When I opened my e-mail Tuesday evening, I
found a sardonic pair of forwards. The first bore the title “It’s
good to be a woman” and the second the headline “Senate passes
‘partial birth’ abortion ban.” While the former was a
cliché-ridden list of reasons the X chromosome is preferable
to the Y – apparently there really are times when chocolate can
solve all my problems – the latter was a bitter reminder that
navigating life as a woman is not always easy or fair.

Mira Levitan

The Senate’s passage of this long-debated and twice-vetoed
abortion ban is a regrettable step backward for reproductive
rights. When President Bush signs the bill into law, as he has
piously sworn to do, the right to chose will be severely
restricted. For the first time since the landmark Roe v. Wade
ruling in which the Supreme Court cautiously protected reproductive
rights, a president will criminalize an abortion procedure and
doctors performing so-called “partial birth” abortions will be
subject to a two-year prison term.

Aside from a clear intent to undermine reproductive rights
beyond this particular procedure, this ban commits three
predictable offenses. First, the bill legitimizes a politically
fabricated and alarmist term for a recognized medical procedure.
Few doctors – other than the one in the Senate – use the term
“partial birth abortion” as it was created to rouse gratuitous
emotion from the American public. While every political coalition
uses rhetoric to advance its agendas, our elected officials ought
to refrain from propagating such misleading language in

Accordingly, the second common complaint about this bill rises
from its inadequate definition of “partial birth.” Many doctors
have complained that Congress’ definition is imprecise and,
ultimately, ineffective. In using rousing but simplistic language,
authors of the ban have created more questions than answers.

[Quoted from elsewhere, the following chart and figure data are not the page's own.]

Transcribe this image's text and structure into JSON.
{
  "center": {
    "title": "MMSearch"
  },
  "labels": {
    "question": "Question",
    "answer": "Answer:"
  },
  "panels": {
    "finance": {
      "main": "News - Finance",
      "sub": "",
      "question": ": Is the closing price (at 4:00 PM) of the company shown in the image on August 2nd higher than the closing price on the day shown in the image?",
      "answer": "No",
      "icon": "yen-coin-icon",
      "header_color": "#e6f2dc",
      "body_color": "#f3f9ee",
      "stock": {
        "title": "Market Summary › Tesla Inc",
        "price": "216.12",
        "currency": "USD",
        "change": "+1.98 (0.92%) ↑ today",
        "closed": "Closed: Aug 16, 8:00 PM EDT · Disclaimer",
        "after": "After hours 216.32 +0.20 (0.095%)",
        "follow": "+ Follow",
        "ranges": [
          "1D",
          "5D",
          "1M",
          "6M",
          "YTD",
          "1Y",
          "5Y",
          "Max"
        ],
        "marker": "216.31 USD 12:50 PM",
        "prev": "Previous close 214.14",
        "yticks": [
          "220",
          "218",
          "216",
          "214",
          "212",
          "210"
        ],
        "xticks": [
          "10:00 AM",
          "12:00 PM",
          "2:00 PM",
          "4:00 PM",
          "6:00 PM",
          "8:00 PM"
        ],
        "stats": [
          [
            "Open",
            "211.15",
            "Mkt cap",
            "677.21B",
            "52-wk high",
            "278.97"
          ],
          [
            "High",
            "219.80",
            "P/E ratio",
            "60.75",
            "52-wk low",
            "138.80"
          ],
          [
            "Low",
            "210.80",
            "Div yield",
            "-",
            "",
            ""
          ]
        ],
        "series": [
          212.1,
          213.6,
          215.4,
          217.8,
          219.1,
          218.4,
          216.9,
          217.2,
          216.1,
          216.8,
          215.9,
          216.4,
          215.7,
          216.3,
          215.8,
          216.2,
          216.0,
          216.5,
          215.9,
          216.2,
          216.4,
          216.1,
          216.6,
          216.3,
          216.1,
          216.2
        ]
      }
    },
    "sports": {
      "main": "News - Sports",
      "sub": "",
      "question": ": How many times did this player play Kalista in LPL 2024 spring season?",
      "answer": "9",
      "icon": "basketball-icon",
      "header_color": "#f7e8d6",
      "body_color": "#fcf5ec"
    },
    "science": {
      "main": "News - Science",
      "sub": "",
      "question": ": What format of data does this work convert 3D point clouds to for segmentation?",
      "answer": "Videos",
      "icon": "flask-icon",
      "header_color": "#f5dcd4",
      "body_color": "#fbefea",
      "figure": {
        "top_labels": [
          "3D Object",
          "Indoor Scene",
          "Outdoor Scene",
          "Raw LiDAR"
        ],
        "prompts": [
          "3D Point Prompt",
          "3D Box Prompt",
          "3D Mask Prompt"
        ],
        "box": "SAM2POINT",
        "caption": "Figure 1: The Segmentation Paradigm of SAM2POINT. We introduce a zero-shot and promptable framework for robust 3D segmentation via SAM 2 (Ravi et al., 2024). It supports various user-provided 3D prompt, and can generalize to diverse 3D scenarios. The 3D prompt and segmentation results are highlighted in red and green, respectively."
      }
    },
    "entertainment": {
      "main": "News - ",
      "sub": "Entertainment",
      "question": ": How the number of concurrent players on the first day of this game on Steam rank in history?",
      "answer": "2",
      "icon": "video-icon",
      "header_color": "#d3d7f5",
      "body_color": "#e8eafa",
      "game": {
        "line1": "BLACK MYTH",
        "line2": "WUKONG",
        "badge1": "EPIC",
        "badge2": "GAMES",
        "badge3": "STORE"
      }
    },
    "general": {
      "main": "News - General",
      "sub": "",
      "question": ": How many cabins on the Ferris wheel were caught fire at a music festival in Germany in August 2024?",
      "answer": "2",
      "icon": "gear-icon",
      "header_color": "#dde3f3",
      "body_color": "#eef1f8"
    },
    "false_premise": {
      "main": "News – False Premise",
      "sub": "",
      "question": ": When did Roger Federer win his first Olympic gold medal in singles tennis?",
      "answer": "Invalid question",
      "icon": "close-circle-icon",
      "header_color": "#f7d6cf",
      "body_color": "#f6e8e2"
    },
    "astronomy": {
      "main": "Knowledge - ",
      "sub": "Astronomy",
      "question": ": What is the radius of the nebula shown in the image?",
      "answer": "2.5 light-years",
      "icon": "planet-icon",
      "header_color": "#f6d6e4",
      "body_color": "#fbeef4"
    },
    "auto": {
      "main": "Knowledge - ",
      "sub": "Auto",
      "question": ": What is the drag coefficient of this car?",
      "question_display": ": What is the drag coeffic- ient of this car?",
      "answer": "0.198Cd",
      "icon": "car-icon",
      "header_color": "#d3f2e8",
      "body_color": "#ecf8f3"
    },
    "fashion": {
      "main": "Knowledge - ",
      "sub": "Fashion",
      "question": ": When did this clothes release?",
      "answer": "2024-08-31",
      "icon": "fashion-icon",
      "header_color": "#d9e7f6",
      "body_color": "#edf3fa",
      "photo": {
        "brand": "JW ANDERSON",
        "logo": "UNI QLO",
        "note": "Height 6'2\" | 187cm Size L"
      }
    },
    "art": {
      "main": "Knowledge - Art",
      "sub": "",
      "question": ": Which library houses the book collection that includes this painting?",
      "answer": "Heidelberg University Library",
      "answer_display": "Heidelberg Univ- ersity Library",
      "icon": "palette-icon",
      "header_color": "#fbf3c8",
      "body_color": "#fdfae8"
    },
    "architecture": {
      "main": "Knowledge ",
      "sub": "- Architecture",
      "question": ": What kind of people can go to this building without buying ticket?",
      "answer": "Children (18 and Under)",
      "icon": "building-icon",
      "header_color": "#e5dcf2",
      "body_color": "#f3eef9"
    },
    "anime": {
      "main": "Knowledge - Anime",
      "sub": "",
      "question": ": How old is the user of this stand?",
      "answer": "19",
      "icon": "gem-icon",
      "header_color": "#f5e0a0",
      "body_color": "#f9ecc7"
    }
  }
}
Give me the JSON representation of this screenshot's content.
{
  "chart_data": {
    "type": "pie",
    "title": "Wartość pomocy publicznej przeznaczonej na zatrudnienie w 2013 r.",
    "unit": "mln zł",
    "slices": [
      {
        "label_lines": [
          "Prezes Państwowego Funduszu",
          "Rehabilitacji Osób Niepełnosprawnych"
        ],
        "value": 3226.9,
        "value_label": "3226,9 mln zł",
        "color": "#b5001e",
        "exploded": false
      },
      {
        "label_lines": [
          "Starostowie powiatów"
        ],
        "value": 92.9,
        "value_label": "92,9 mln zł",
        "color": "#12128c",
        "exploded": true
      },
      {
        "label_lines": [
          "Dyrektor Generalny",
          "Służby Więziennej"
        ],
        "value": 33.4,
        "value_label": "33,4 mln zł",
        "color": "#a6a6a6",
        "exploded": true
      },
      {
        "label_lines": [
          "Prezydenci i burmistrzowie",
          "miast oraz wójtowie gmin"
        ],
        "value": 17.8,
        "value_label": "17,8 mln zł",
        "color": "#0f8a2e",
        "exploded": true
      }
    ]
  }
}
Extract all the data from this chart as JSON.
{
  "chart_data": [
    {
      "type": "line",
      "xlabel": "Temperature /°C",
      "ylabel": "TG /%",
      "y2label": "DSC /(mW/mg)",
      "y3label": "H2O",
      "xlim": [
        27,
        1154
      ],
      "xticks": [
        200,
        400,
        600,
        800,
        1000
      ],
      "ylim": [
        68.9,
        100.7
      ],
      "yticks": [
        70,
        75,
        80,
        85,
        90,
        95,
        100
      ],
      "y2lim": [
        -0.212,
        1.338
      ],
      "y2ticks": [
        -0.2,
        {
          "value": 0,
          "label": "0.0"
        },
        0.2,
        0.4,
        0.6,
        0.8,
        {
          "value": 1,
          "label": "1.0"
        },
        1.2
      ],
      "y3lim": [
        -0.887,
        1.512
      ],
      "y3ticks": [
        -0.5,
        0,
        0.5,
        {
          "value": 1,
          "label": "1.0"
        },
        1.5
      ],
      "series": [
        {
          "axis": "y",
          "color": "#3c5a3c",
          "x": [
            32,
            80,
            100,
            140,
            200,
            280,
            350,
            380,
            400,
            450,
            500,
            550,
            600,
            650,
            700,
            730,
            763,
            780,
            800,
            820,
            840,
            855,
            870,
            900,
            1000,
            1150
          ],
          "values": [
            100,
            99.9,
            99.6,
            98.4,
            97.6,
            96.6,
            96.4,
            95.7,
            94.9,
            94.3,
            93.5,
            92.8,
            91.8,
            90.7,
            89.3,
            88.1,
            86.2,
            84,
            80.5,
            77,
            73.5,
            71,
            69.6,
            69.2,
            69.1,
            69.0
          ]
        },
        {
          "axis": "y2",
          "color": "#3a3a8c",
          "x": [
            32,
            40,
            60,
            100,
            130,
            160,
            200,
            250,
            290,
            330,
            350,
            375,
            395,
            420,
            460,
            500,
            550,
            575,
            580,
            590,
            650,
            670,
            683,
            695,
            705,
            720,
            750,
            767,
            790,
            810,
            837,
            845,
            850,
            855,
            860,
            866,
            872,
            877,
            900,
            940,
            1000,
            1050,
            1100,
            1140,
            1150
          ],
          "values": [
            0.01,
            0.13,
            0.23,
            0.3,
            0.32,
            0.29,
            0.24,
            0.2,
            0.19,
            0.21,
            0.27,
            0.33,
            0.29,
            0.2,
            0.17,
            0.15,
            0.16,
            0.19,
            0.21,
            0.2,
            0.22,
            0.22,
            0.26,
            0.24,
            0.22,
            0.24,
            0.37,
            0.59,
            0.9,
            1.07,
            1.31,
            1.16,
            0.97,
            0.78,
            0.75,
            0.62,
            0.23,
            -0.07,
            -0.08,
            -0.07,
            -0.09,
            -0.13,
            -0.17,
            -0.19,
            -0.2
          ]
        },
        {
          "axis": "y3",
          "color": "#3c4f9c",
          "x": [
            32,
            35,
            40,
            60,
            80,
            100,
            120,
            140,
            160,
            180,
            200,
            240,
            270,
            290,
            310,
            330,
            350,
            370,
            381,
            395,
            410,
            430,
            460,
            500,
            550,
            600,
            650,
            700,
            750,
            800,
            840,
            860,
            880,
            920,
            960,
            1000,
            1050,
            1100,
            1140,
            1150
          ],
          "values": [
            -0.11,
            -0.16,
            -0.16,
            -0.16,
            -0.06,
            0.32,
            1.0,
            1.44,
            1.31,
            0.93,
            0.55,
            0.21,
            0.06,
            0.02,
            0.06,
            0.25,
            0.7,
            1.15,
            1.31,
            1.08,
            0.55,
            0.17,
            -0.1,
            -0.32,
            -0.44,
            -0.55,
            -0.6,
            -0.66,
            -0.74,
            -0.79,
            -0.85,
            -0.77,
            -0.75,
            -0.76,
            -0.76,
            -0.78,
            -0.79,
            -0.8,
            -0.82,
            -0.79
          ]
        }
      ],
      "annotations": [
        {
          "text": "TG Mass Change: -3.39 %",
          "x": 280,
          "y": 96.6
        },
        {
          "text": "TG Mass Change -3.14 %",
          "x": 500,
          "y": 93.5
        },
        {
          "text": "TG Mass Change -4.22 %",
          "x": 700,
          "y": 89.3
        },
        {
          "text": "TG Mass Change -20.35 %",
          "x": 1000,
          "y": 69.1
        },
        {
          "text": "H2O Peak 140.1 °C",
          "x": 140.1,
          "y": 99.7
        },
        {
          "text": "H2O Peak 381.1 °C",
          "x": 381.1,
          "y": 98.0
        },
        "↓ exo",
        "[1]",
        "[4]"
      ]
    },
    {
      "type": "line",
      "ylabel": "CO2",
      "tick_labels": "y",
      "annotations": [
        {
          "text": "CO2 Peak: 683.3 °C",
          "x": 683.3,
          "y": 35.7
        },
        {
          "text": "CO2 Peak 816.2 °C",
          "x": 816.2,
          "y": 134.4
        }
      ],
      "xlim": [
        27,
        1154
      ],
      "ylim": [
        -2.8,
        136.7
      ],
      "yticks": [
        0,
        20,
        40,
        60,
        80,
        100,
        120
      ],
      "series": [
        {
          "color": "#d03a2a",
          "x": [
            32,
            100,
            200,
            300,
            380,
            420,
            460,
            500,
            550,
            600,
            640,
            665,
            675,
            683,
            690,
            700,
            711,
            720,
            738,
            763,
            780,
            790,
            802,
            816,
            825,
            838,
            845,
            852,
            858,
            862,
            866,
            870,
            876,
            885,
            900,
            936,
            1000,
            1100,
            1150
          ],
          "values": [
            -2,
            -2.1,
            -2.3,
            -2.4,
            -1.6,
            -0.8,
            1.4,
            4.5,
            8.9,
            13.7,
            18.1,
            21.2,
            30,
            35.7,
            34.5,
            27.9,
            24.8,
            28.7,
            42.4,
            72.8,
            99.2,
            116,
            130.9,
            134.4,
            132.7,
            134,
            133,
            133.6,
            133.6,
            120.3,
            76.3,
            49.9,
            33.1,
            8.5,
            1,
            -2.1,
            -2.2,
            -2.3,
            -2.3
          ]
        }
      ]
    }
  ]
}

The third standard critique of this bill is that it does not
include an exception for the health of the mother. The ban’s
proponents argue that extensive evidence shows how the banned
procedure is never used to ensure the life and health of the
mother. If that were so, why wouldn’t the bill’s sponsors include
an exception just to make moderates and the U.S. Supreme Court
happy? Given that the U.S. Supreme Court will likely find the law
unconstitutional because of the lack of an exception, I can’t help
but wonder what pro-lifers gain in taking the hard line and in
demonstrating an utter lack of interest in the mother’s well

Though these three critiques are arguably the most prominent in
the discussion surrounding this ban, they are just distractions.
They are common complaints and they have common rebuttals. These
issues effectively divert the attention of pro-choicers from a more
substantial challenge that ought to be presented to pro-lifers: Why
aren’t you trying to punish women? If abortion is so egregious a
crime, why aren’t you going after those who demand it?

I cannot decipher how pro-lifers reconcile their need to end
abortion with their refusal to condemn those who seek and obtain
it. In the War on Drugs, law enforcement officers arrest and
prosecute users and addicts along with their providers, the
dealers. We know that only targeting the dealers won’t stop the
drug trade, so how can targeting only doctors stop abortion? Maybe
the pro-life coalition believes women need not be prosecuted
because of they’ve already suffered so much and must deal with the
daily guilt – but I think not. They aren’t irrational enough to
believe that every woman who has abortion has a spiritual
reformation the next day.

The truth is that pro-lifers know they are fighting a losing
battle and they know the American public would never accept a law
that condemned women for making difficult decisions. Thus, today,
we have a bill that attacks the less sympathetic of the actors –
the doctors – because they are the only people left to attack.

Pro-lifers can see in the collective American subconscious what
many of us cannot. They see that Americans won’t condemn their
mothers, sisters, aunts, wives and friends for acting out of
necessity. They see that reproductive rights are closer to the
hearts of Americans than even the pro-choicers recognize. They see
that reproductive rights are, thankfully, here to stay.

It looks like I won’t need that chocolate bar after all.